For repeated patterns, create a tiny local helper that resets modules, applies setup, and imports the module under test. Keep that helper inside the spec file unless several files share the same import-time boundary. Global helpers that hide resetModules can make unrelated tests harder to understand.
| Helper style | Maintainability | Example |
|---|---|---|
Local loadConfig(env) helper | Clear when only one module needs it | Good for env-driven config modules |
Global freshImport(path) helper | Risky if used casually | Acceptable in a test utilities package with documentation |
| Top-level import plus mutation | Misleading for import-time behavior | Avoid for startup config tests |
| Production reset API | Best when state is intentionally mutable | Good for registries and in-memory stores |
| Dependency injection | Best for request-scoped values | Good for clocks, tenants, users, and transactions |
The strongest Jest suites do not use isolation everywhere. They use it where JavaScript module semantics are part of the behavior under test. That restraint keeps failures readable and preserves speed.
A reviewer checklist for isolation changes
When a pull request adds jest.resetModules, review it like a concurrency change. Ask which import-time value is being refreshed, whether a static import already defeated the reset, and whether a production reset function would be clearer. Also check that the test does not reload a module that opens sockets, starts intervals, or registers process handlers without cleanup.
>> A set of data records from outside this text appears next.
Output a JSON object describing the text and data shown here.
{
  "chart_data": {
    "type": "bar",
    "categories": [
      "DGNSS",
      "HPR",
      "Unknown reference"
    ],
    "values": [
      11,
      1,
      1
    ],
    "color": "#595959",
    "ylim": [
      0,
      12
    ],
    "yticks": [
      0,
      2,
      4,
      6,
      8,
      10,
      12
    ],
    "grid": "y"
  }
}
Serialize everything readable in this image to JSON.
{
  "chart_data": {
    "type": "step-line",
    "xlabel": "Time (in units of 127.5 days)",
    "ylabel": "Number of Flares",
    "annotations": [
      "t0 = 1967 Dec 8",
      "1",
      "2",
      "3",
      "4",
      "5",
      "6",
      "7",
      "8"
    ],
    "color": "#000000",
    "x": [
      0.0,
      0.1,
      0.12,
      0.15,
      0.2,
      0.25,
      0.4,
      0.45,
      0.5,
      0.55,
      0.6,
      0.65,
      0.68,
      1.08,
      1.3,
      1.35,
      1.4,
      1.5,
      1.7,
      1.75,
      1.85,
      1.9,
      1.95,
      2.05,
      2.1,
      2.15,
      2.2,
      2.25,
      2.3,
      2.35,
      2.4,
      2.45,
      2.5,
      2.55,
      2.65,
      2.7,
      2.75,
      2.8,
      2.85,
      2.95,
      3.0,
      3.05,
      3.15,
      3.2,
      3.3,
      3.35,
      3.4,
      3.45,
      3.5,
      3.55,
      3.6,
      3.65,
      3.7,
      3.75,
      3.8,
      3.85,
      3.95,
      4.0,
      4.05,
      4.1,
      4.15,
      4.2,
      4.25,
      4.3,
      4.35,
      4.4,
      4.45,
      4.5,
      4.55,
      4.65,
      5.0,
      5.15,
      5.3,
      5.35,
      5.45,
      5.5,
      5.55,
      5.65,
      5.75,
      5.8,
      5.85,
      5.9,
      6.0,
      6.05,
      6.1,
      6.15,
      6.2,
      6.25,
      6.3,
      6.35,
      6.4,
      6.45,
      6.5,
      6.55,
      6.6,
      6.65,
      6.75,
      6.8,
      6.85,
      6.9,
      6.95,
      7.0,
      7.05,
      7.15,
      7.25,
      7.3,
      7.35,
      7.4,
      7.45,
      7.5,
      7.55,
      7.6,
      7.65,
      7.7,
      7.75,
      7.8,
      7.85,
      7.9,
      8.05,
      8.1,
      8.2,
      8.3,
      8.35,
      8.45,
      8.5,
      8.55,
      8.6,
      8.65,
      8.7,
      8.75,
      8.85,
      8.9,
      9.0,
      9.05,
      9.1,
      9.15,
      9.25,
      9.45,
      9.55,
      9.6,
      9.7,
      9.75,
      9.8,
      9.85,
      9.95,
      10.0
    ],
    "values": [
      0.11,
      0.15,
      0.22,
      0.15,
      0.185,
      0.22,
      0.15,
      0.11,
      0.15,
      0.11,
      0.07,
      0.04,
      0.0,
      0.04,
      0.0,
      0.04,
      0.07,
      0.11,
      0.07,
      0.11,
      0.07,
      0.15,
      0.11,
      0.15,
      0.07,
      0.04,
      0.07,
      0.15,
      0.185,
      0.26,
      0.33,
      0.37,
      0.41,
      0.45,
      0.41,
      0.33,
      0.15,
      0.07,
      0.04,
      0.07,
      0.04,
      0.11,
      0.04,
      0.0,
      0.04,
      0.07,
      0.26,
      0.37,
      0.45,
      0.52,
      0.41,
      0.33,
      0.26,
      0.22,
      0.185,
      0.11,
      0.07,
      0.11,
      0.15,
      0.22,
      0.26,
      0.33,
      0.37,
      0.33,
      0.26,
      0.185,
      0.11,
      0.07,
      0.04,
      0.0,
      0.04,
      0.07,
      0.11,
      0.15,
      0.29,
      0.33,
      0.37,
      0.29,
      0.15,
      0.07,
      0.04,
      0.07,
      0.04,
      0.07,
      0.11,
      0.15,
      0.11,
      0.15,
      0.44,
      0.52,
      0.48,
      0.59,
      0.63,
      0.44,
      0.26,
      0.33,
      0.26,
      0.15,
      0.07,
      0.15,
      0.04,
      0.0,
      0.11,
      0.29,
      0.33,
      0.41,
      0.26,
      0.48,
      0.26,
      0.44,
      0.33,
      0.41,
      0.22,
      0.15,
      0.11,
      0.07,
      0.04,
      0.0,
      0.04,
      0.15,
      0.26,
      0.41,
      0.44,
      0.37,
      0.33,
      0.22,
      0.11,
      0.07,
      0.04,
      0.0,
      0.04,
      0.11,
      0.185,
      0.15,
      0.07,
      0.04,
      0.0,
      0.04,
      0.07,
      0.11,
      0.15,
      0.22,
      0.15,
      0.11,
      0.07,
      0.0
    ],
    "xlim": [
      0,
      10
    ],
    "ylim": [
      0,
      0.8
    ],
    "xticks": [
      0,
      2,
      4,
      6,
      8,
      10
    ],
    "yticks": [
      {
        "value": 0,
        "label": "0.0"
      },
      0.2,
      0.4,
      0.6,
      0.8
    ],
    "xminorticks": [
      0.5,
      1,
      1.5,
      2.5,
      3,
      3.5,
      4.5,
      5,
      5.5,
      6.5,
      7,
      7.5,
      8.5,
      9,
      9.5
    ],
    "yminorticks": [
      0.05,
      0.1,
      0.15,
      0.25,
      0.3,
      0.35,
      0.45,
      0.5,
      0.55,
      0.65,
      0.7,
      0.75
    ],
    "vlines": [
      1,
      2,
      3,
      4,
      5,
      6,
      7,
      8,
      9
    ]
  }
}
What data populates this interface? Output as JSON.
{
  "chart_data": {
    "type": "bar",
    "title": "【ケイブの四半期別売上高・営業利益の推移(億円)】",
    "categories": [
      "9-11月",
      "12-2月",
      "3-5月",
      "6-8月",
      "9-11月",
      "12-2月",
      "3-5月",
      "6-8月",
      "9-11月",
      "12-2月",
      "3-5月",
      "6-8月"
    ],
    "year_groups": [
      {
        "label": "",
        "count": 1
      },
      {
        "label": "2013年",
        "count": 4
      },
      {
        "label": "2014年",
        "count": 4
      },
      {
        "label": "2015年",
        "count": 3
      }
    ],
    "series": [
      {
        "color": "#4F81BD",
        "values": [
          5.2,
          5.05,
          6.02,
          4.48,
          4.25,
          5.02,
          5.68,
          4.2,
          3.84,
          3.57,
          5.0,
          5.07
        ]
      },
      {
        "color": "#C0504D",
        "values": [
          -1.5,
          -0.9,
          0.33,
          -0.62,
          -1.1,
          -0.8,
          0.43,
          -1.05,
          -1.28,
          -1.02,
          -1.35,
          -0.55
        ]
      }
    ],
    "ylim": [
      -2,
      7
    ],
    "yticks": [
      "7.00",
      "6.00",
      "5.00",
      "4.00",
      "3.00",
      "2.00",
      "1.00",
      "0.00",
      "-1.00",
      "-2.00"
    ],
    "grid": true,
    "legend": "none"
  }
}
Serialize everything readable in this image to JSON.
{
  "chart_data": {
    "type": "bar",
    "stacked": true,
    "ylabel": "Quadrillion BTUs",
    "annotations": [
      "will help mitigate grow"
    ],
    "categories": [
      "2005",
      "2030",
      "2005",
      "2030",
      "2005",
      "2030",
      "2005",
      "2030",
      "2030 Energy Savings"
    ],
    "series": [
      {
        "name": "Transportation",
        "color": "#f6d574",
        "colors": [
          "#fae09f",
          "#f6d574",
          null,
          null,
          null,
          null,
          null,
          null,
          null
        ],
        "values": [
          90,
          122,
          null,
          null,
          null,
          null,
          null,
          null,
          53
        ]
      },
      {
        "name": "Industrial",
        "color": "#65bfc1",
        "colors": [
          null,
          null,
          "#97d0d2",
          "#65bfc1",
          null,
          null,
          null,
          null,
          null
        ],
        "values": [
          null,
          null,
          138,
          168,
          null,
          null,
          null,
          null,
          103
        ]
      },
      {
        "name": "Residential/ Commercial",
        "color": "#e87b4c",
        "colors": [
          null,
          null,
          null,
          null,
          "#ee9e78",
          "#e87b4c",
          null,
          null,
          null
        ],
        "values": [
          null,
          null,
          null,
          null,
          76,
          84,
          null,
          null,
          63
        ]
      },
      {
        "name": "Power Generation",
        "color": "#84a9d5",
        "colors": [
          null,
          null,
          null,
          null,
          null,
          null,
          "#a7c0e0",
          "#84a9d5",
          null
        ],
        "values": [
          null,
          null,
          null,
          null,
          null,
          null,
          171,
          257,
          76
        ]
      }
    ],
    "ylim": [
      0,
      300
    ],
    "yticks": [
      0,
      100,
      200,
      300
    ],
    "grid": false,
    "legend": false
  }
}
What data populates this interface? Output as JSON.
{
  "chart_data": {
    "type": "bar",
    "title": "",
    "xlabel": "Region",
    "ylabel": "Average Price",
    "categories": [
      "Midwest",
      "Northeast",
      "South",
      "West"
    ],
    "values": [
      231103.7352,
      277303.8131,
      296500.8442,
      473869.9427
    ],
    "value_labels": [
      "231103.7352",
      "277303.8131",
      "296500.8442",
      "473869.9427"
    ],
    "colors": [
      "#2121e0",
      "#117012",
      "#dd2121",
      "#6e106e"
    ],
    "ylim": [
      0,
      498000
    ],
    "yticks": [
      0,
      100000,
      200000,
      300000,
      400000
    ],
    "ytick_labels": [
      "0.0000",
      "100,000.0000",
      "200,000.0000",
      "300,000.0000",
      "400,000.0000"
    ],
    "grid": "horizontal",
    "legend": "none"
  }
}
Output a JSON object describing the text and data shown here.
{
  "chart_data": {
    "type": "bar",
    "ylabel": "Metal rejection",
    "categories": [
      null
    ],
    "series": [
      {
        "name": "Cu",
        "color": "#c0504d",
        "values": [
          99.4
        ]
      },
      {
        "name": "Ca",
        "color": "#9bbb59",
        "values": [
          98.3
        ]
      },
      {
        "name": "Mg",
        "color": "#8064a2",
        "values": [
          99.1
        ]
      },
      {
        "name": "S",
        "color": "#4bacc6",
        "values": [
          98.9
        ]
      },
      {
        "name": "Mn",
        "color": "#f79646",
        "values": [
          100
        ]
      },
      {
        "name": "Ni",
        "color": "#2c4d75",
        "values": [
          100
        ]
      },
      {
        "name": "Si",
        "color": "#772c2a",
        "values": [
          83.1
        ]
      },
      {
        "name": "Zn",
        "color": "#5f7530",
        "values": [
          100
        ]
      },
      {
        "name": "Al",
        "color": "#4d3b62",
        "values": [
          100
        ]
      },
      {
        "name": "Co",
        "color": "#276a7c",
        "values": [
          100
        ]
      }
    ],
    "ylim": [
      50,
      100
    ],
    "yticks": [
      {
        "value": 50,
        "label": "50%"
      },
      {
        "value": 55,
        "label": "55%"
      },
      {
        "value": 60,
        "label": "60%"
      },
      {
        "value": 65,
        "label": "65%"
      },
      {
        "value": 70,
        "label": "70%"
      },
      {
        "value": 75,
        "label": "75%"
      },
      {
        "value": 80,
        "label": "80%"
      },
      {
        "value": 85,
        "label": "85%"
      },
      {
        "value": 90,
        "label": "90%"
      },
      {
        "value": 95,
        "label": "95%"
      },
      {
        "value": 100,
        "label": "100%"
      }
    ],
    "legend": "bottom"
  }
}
A small checklist prevents cargo-cult isolation. It should be visible in the test or the review description: setup before import, dynamic import used intentionally, globals restored, mocks installed before module load, and no top-level helper import touching the module under test. If any item is hard to answer, the test is probably too clever.
Isolation is most valuable when it documents a real startup boundary. It is least valuable when it papers over mutable design that should be passed as a dependency.
One final habit helps: keep one deliberately boring test that imports the module normally. It guards against isolation-only coverage where the production import path is never exercised. Isolation should supplement ordinary imports, not replace them completely.
Frequently Asked Questions
Does jest.resetModules() reset mock function call counts?
Not for mock references you already hold. Use jest.clearAllMocks(), jest.resetAllMocks(), or jest.restoreAllMocks() depending on whether you need to clear calls, reset implementations, or restore spies.
Can I static-import the module under test and still use resetModules?
Usually no for import-time behavior. A static import runs before your test body and can populate the module registry before you set env or mocks. Use dynamic import after setup when import order matters.
Is isolateModules faster than resetModules?
It can be more targeted because the sandbox is limited to the callback, but speed depends on what you import inside it. The bigger win is clarity: only the modules that need isolation are isolated.
Should every test file call jest.resetModules() in beforeEach?
No. Most tests do not need a fresh module graph. Use it in files that verify import-time configuration or legacy module state. Routine object and function tests should use normal setup.
How do I find the module that leaked state?
Search for top-level mutable values and import-time side effects in modules used by both the failing test and the test that ran before it. Then temporarily isolate imports to confirm the diagnosis before changing the production design.